Fecha os ouvidos aos sons, afila o olhar em frente. Vê em forma difusa, do outro lado, uma montra. Pingos desfeitos embaciam-na. Silhuetas de modelos parados vestem a roupagem da fantasia de uma estação. E as pessoas continuam a passar. Nos passos esgrimidos sob os fios líquidos, há pressa num vai e vem cadenciado de rumo.

Os candeeiros pestanejaram de amarelo para o céu. O nevoeiro adensou-se. A noite começa a descer à cidade molhada. A solidão esconde-se nas esquinas.

Albano levanta-se, levanta a gola, lança uma moeda sobre a mesa e sai para a rua. O estrebuchar do dia acolhe-o.

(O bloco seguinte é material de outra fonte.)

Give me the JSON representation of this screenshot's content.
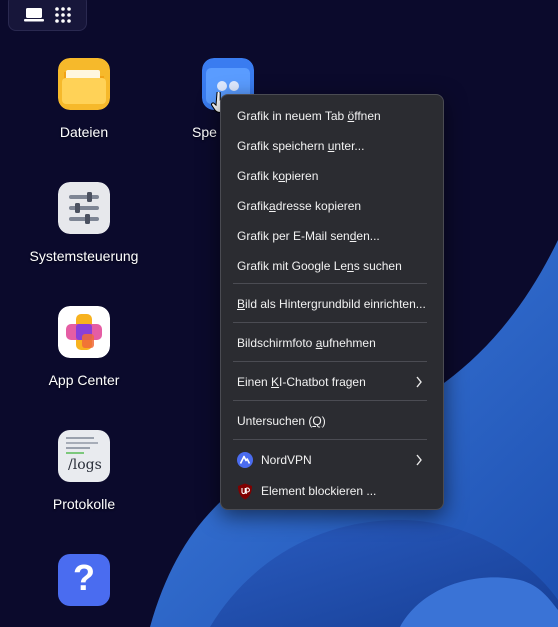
{
  "desktop_icons": [
    {
      "label": "Dateien",
      "icon": "folder-icon"
    },
    {
      "label": "Systemsteuerung",
      "icon": "sliders-icon"
    },
    {
      "label": "App Center",
      "icon": "app-center-icon"
    },
    {
      "label": "Protokolle",
      "icon": "logs-icon",
      "tile_text": "/logs"
    },
    {
      "label": "",
      "icon": "help-icon",
      "tile_text": "?"
    },
    {
      "label": "Spe",
      "icon": "storage-folder-icon"
    }
  ],
  "context_menu": {
    "items": [
      {
        "pre": "Grafik in neuem Tab ",
        "acc": "ö",
        "post": "ffnen"
      },
      {
        "pre": "Grafik speichern ",
        "acc": "u",
        "post": "nter..."
      },
      {
        "pre": "Grafik k",
        "acc": "o",
        "post": "pieren"
      },
      {
        "pre": "Grafik",
        "acc": "a",
        "post": "dresse kopieren"
      },
      {
        "pre": "Grafik per E-Mail sen",
        "acc": "d",
        "post": "en..."
      },
      {
        "pre": "Grafik mit Google Le",
        "acc": "n",
        "post": "s suchen"
      },
      {
        "pre": "",
        "acc": "B",
        "post": "ild als Hintergrundbild einrichten..."
      },
      {
        "pre": "Bildschirmfoto ",
        "acc": "a",
        "post": "ufnehmen"
      },
      {
        "pre": "Einen ",
        "acc": "K",
        "post": "I-Chatbot fragen"
      },
      {
        "pre": "Untersuchen (",
        "acc": "Q",
        "post": ")"
      },
      {
        "pre": "NordVPN",
        "acc": "",
        "post": ""
      },
      {
        "pre": "Element blockieren ...",
        "acc": "",
        "post": ""
      }
    ]
  },
  "colors": {
    "background": "#0b0a2c",
    "menu_background": "#2b2c31",
    "menu_text": "#f2f2f2",
    "wallpaper_accent": "#2f68c8"
  }
}
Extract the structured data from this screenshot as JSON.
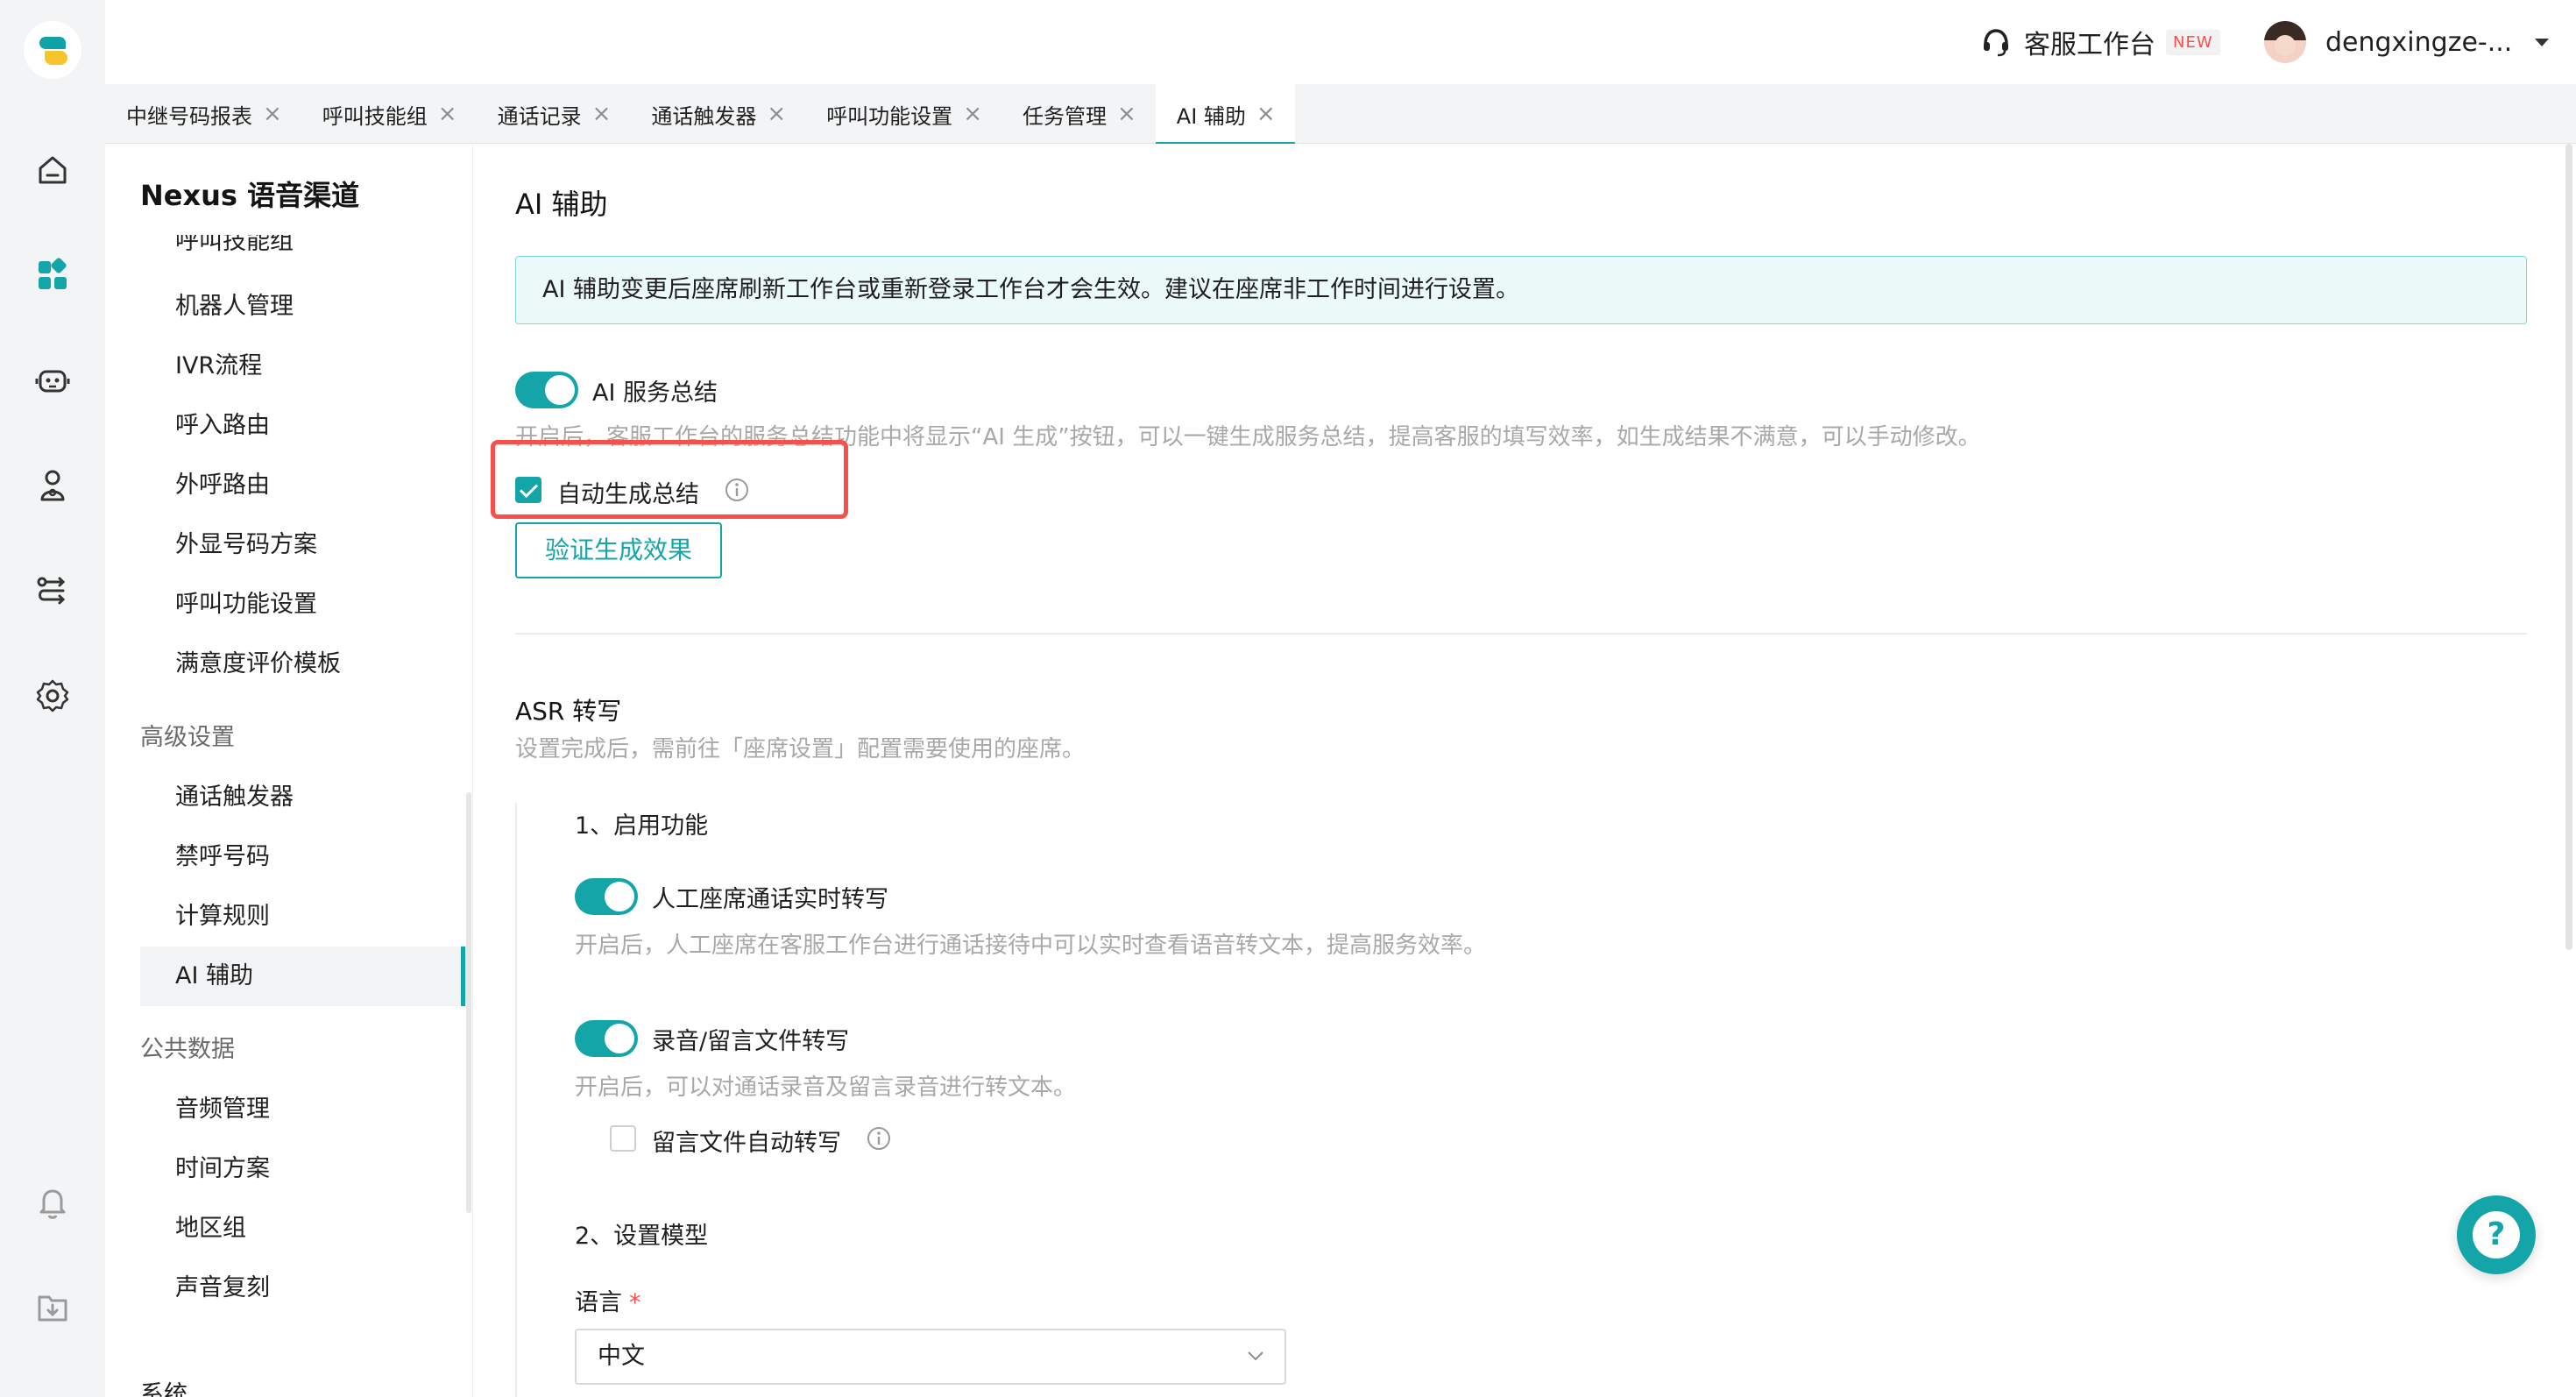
{
  "topbar": {
    "workspace_label": "客服工作台",
    "workspace_badge": "NEW",
    "username": "dengxingze-..."
  },
  "tabs": [
    {
      "label": "中继号码报表",
      "active": false
    },
    {
      "label": "呼叫技能组",
      "active": false
    },
    {
      "label": "通话记录",
      "active": false
    },
    {
      "label": "通话触发器",
      "active": false
    },
    {
      "label": "呼叫功能设置",
      "active": false
    },
    {
      "label": "任务管理",
      "active": false
    },
    {
      "label": "AI 辅助",
      "active": true
    }
  ],
  "sidebar": {
    "title": "Nexus 语音渠道",
    "partial_item": "呼叫技能组",
    "items_top": [
      "机器人管理",
      "IVR流程",
      "呼入路由",
      "外呼路由",
      "外显号码方案",
      "呼叫功能设置",
      "满意度评价模板"
    ],
    "group_advanced": "高级设置",
    "items_advanced": [
      "通话触发器",
      "禁呼号码",
      "计算规则",
      "AI 辅助"
    ],
    "group_public": "公共数据",
    "items_public": [
      "音频管理",
      "时间方案",
      "地区组",
      "声音复刻"
    ],
    "group_system": "系统"
  },
  "main": {
    "title": "AI 辅助",
    "alert": "AI 辅助变更后座席刷新工作台或重新登录工作台才会生效。建议在座席非工作时间进行设置。",
    "summary": {
      "toggle_label": "AI 服务总结",
      "enabled": true,
      "hint": "开启后，客服工作台的服务总结功能中将显示“AI 生成”按钮，可以一键生成服务总结，提高客服的填写效率，如生成结果不满意，可以手动修改。",
      "auto_label": "自动生成总结",
      "auto_checked": true,
      "verify_button": "验证生成效果"
    },
    "asr": {
      "title": "ASR 转写",
      "desc": "设置完成后，需前往「座席设置」配置需要使用的座席。",
      "step1": "1、启用功能",
      "realtime_label": "人工座席通话实时转写",
      "realtime_enabled": true,
      "realtime_hint": "开启后，人工座席在客服工作台进行通话接待中可以实时查看语音转文本，提高服务效率。",
      "file_label": "录音/留言文件转写",
      "file_enabled": true,
      "file_hint": "开启后，可以对通话录音及留言录音进行转文本。",
      "voicemail_label": "留言文件自动转写",
      "voicemail_checked": false,
      "step2": "2、设置模型",
      "language_label": "语言",
      "required_mark": "*",
      "language_value": "中文"
    }
  },
  "help_fab": "?",
  "colors": {
    "accent": "#13a5a8",
    "alert_bg": "#ebfaf9",
    "highlight": "#f5504a",
    "badge_new": "#ff4d4f"
  }
}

Mergulha na rua de asfalto luzídio e brilhos manchados. O deslizar dos pneus, o chiar dos travões, o buzinar estridente são ecos perdidos de movimento.

Ouve mesmo por cima da sua cabeça o correr das persianas. Mais pálpebras que escondem o calor de gente. Mais um muro em volta daquela ilha. A cidade prepara-se para descansar sob o xaile azul da noite.

Continua o seu deambular. Chega ao velho prédio. Empurra a porta, galga a velha escada que range sob os seus pés. Qual ladrão abre devagar, devagarinho, a porta. Olha, espreita. Não vê ninguém, em quase duas passadas cruza o corredor, entra no seu pequeno quarto, despido de quase tudo senão de uma cama e uma cadeira. Num vão de parede pendura o que tem. O espaço sobra para o que falta. Atira-se para cima da cama. Dá um quase pontapé e um sapato solta-se, depois o outro. Rebola. Agarra na almofada tapando meio rosto e soluça. Não. Arqueja, repuxa o cabelo, arfa de raiva e de dor. Sente-se violado. O desatino do não ter, a amargura do caos solitário.

Tem trinta e cinco anos. Um prefácio de luta e um contar presente de angústias. O seu epílogo? Tê-lo-á? Talvez as páginas ainda estejam vazias, talvez a estória deva ser reescrita, talvez o amanhã seja o enredo buscado da sua vida. Talvez, pensa.

Relembra outros dias. O passado vibra glorioso e mordido no seu espírito. Quando tinha gente a seu lado. Carne da sua carne e espírito comungado. Dias de antanho, nebulosos, mas agora achados gloriosos. Sabe -se o travo da coisa quando a boca está faminta. O seu filho, o seu menino. Já vai para cinco anos. Raramente o vê. Prefere esconder-se, prefere ignorar a sua miséria. Procura quebrá-la, mas os alcatruzes não sobem. Um dia pensa, um dia, conseguirá.

A companheira, não a falta. É apenas um tempo que passou. Deixou-o assim de só. Mas o seu menino… sente-o ainda tenro nos seus braços, no gorjeio de um sorriso.

Ana, a mãe, sua companheira de um breve hiato, advogada, avilta-o na sua ascensão célere. Ele, para quem as bolsas já terminaram depois de mestrado, doutoramento e pós-doutoramento, ele cujo saber académico obsta a um simples trabalho, vagueia na obscuridade da tarefa fortuita de dias. É a nova ordem de um país de malha rota. É o gozo sentado das estatísticas manipuladas. É também o futuro hipotecado de uma geração. A sua!

Levanta-se. A janela retalha o azul de um céu, que embora molhado, beija a lua timidamente. Os vidros lavados de noite chamam-no. Abre-os e respira, inspirando aquele cheiro de molhado misturado com o tossido dos carros, e o pó da vida. Odor único de mundo apressado, de corpos suados, de almas estioladas, de vontades desfeitas e sonhos abortados. É a cidade vibrátil, de tons quentes e respirares entrecortados. É o mundo sussurrante, lascivo, envolvente que o chama sempre que lhe fixa a âncora pese a corrente o afundar.

Veste o casaco. Desce a escadas. A chuva enxuga por ora as suas lágrimas. A humidade envolve-o, um passo, outro, mais outro. Simplesmente mergulha na cidade.

Lá em cima, na sua janela, o luar da noite veio sentar-se no parapeito.